Go Ahead Tours Customer Relations Manager Ashley spent a week on one of our Cuba tours. Here, she talks about her time meeting the people, exploring Havana, and learning how to dance salsa from the pros on this sunny island.
La Havana Vieja
With an itinerary that’s packed to the brim with memorable moments, it was important to make our free time count. So when we were given an hour to explore in the Old City, I took off to cross a few of the must-sees off my list.
As I walked down Bishop Street (Calle Obispo to the locals), on my way to check out a few of Ernest Hemingway’s old haunts, live music floated out of almost every doorway that I passed. It made for a lively and carefree atmosphere. The first bar I visited on my Hemingway adventure was Bodeguita del Medio, the home of the author’s favorite mojito. My second stop? El Floridita to try his favorite daiquiri!
Getting to know the locals
One thing that really stood out to me was how genuinely friendly the Cuban people are. Everyone we met, from market vendors to our local guides, were excited to share their country with us. Whether that was in bartering for handmade souvenirs or listening to a musician play, the warmth that came with every interaction really made me feel welcome.
In particular, during our time in Cienfuegos, we met a group of older women who taught us the dances of their youth. While it was a nostalgic moment for them, it was a window into the Cuban culture for my group and I–but for all of us it was a chance to share a few laughs and connect with people who live a world away.
Learning to salsa dance was the part of the tour that I was looking forward to the most. And I’m happy to say that it exceeded my expectations. On the morning of day four we found ourselves on a beautiful outdoor stage, surrounded by palm trees, learning the salsa’s (albeit pretty basic) movements and steps from professional dancers.

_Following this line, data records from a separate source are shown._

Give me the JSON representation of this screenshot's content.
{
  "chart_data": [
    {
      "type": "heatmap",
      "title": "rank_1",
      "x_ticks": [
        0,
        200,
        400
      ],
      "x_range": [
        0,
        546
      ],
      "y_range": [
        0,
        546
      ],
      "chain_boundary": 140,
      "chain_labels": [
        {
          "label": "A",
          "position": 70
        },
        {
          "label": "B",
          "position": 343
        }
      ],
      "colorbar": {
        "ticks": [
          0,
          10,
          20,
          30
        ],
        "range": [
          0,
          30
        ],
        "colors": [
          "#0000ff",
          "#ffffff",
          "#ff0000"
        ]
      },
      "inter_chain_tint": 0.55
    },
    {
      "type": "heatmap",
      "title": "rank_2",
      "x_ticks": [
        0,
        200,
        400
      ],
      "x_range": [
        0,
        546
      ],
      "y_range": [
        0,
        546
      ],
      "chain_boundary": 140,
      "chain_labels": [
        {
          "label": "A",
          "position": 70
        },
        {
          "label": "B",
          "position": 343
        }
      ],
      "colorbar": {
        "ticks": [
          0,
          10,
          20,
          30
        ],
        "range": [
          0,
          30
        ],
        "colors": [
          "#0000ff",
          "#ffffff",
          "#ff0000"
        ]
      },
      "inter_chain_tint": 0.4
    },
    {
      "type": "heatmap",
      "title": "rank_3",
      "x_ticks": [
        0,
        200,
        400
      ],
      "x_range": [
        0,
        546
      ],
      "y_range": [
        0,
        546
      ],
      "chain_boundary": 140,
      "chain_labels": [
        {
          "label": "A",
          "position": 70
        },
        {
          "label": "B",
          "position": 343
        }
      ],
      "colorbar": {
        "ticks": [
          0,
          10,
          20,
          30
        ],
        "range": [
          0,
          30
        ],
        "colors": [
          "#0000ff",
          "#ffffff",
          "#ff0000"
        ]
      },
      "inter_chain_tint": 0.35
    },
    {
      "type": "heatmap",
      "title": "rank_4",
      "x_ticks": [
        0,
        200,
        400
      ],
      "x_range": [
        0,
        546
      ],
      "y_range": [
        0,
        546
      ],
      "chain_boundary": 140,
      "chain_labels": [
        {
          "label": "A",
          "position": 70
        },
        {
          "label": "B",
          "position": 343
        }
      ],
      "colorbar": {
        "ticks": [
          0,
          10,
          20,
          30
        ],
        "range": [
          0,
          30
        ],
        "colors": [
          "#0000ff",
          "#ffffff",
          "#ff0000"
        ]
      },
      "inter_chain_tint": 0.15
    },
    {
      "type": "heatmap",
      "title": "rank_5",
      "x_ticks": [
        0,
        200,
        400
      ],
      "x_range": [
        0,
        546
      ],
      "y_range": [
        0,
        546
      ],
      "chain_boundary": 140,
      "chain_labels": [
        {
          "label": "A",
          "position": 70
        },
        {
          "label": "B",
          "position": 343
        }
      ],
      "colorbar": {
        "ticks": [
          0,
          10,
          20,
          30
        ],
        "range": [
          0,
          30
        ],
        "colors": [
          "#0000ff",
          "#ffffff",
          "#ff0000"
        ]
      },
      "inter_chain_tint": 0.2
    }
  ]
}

This particular form of dance is cherished in Cuban culture—to many people it’s not only a social activity, but also a form of self-expression. There was one point in our lesson when the instructors gave a demonstration, and the skill, precision, and passion they showed us made it apparent just how culturally significant salsa is.
Not only was this part of our tour one of the most eye-opening, it was also the most fun. The music was catchy and our instructors made it easy to let loose and have a great time. For me, and many of the travelers in my group, this was the best part of the entire trip. I think the reason it resonated with so many of us is because we were learning about something that’s so important to the Cuban people, that for a moment we felt like a part of the culture.